Our study suffers from the following limitations. One limitation is the problem of a non-standardized uptake period at both contributing sites. Variable uptake time is an issue in general and especially when data from multiple centers are evaluated as was the case in the present study [24]. Therefore, our results for uptake-related parameters in the combined group, e.g., for SUVmax, are of only limited value. Indeed, SUVmax was an independent prognostic factor for OS and PFS in the combined group, but with a rather poor discrimination between high and low risk (see Figure 3B,F). Whether this discrimination would be improved by a standardized acquisition protocol can not be decided with our data but this possibility cannot be ruled out. Another noteworthy observation is that TLG seems to be less affected by the variability of the uptake period. A tentative explanation might be that the prognostic value of TLG is dominated by MTV and that SUVmean has a lesser influence. Another limitation of our study is its retrospective character.
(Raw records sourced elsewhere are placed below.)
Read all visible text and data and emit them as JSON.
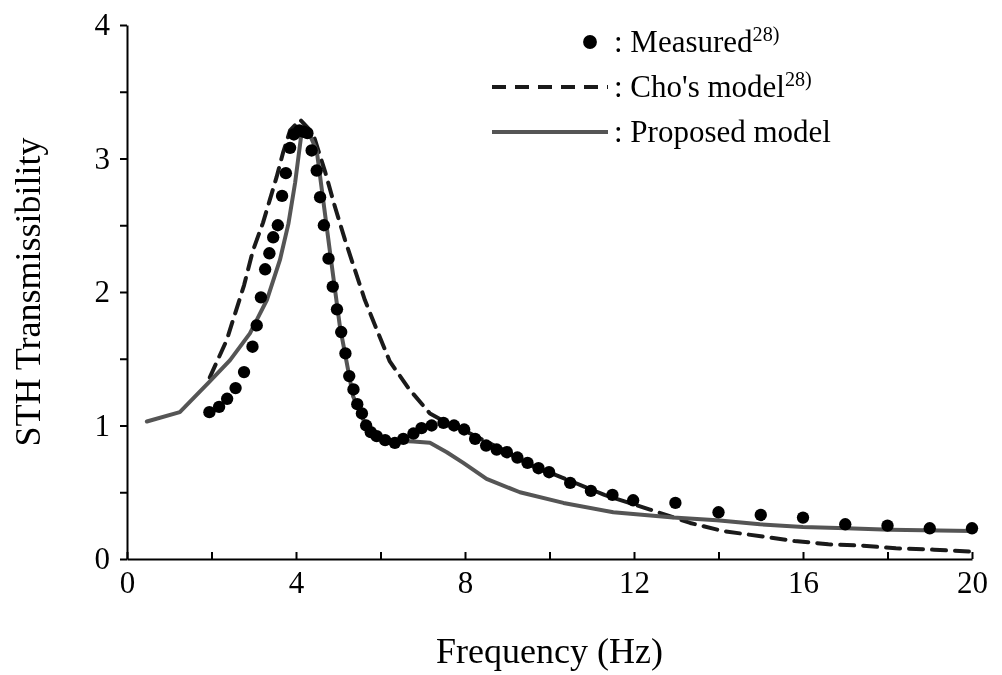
{
  "chart_data": {
    "type": "line",
    "xlabel": "Frequency (Hz)",
    "ylabel": "STH Transmissibility",
    "xlim": [
      0,
      20
    ],
    "ylim": [
      0,
      4
    ],
    "xticks": [
      0,
      {
        "value": 2,
        "label": null
      },
      4,
      {
        "value": 6,
        "label": null
      },
      8,
      {
        "value": 10,
        "label": null
      },
      12,
      {
        "value": 14,
        "label": null
      },
      16,
      {
        "value": 18,
        "label": null
      },
      20
    ],
    "yticks": [
      0,
      {
        "value": 0.5,
        "label": null
      },
      1,
      {
        "value": 1.5,
        "label": null
      },
      2,
      {
        "value": 2.5,
        "label": null
      },
      3,
      {
        "value": 3.5,
        "label": null
      },
      4
    ],
    "grid": false,
    "legend": "top right",
    "series": [
      {
        "name": ": Measured$^{28)}$",
        "type": "scatter",
        "marker": "circle",
        "color": "#000000",
        "x": [
          1.95,
          2.18,
          2.37,
          2.57,
          2.77,
          2.97,
          3.07,
          3.17,
          3.27,
          3.37,
          3.46,
          3.57,
          3.67,
          3.76,
          3.86,
          3.95,
          4.08,
          4.19,
          4.27,
          4.37,
          4.49,
          4.57,
          4.66,
          4.77,
          4.87,
          4.97,
          5.07,
          5.17,
          5.26,
          5.36,
          5.45,
          5.56,
          5.66,
          5.77,
          5.91,
          6.11,
          6.34,
          6.54,
          6.78,
          6.97,
          7.21,
          7.49,
          7.74,
          7.98,
          8.24,
          8.5,
          8.75,
          8.99,
          9.24,
          9.48,
          9.74,
          9.99,
          10.49,
          10.98,
          11.49,
          11.98,
          12.98,
          14.0,
          15.0,
          16.0,
          17.0,
          18.0,
          19.0,
          20.0
        ],
        "values": [
          1.1,
          1.14,
          1.2,
          1.28,
          1.4,
          1.59,
          1.75,
          1.96,
          2.17,
          2.29,
          2.41,
          2.5,
          2.72,
          2.89,
          3.08,
          3.18,
          3.21,
          3.2,
          3.19,
          3.06,
          2.91,
          2.71,
          2.5,
          2.25,
          2.04,
          1.87,
          1.7,
          1.54,
          1.37,
          1.27,
          1.16,
          1.09,
          1.0,
          0.95,
          0.92,
          0.89,
          0.87,
          0.9,
          0.94,
          0.98,
          1.0,
          1.02,
          1.0,
          0.97,
          0.9,
          0.85,
          0.82,
          0.8,
          0.76,
          0.72,
          0.68,
          0.65,
          0.57,
          0.51,
          0.48,
          0.44,
          0.42,
          0.35,
          0.33,
          0.31,
          0.26,
          0.25,
          0.23,
          0.23
        ]
      },
      {
        "name": ": Cho's model$^{28)}$",
        "line_style": "dashed",
        "color": "#1a1a1a",
        "x": [
          1.96,
          2.36,
          2.56,
          2.77,
          2.98,
          3.22,
          3.38,
          3.54,
          3.69,
          3.86,
          4.1,
          4.4,
          4.69,
          4.92,
          5.16,
          5.4,
          5.63,
          5.91,
          6.22,
          6.66,
          7.17,
          7.57,
          8.0,
          9.0,
          9.5,
          10.3,
          11.3,
          12.38,
          13.33,
          14.1,
          15.0,
          15.8,
          16.6,
          17.4,
          18.2,
          19.1,
          20.0
        ],
        "values": [
          1.36,
          1.64,
          1.84,
          2.05,
          2.31,
          2.52,
          2.69,
          2.86,
          3.04,
          3.21,
          3.29,
          3.19,
          2.9,
          2.64,
          2.39,
          2.16,
          1.94,
          1.72,
          1.48,
          1.28,
          1.09,
          1.02,
          0.96,
          0.8,
          0.71,
          0.61,
          0.48,
          0.37,
          0.27,
          0.21,
          0.17,
          0.135,
          0.11,
          0.1,
          0.08,
          0.07,
          0.055
        ]
      },
      {
        "name": ": Proposed model",
        "line_style": "solid",
        "color": "#555555",
        "x": [
          0.47,
          1.25,
          1.96,
          2.44,
          2.91,
          3.31,
          3.62,
          3.82,
          3.98,
          4.13,
          4.28,
          4.49,
          4.8,
          5.04,
          5.35,
          5.67,
          6.15,
          6.78,
          7.17,
          7.57,
          7.96,
          8.51,
          9.3,
          10.33,
          11.51,
          12.93,
          13.96,
          14.98,
          16.0,
          17.03,
          18.06,
          20.0
        ],
        "values": [
          1.03,
          1.1,
          1.33,
          1.49,
          1.69,
          1.94,
          2.24,
          2.51,
          2.82,
          3.19,
          3.21,
          3.06,
          2.31,
          1.74,
          1.22,
          0.99,
          0.89,
          0.88,
          0.87,
          0.8,
          0.72,
          0.6,
          0.5,
          0.42,
          0.35,
          0.31,
          0.29,
          0.26,
          0.24,
          0.23,
          0.22,
          0.21
        ]
      }
    ]
  }
}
Furthermore, the size of both investigated patient groups as well as the size of the combined group is still too small for definitive results. A final assessment of ASP will only be possible in a prospective multi-center trial.

Conclusions

Our results confirm that ASP of the pretherapeutic FDG uptake in the primary tumor provides independent significant prognostic information in patients with head and neck cancer. Moreover, these results indicate that ASP can be determined unambiguously across different sites. We consider these results as highly encouraging and believe that ASP is a promising new quantitative PET measure which is comparatively easy to determine in the PET data. ASP thus deserves further investigation. A final assessment of ASP in a prospective multi-center trial would be highly desirable.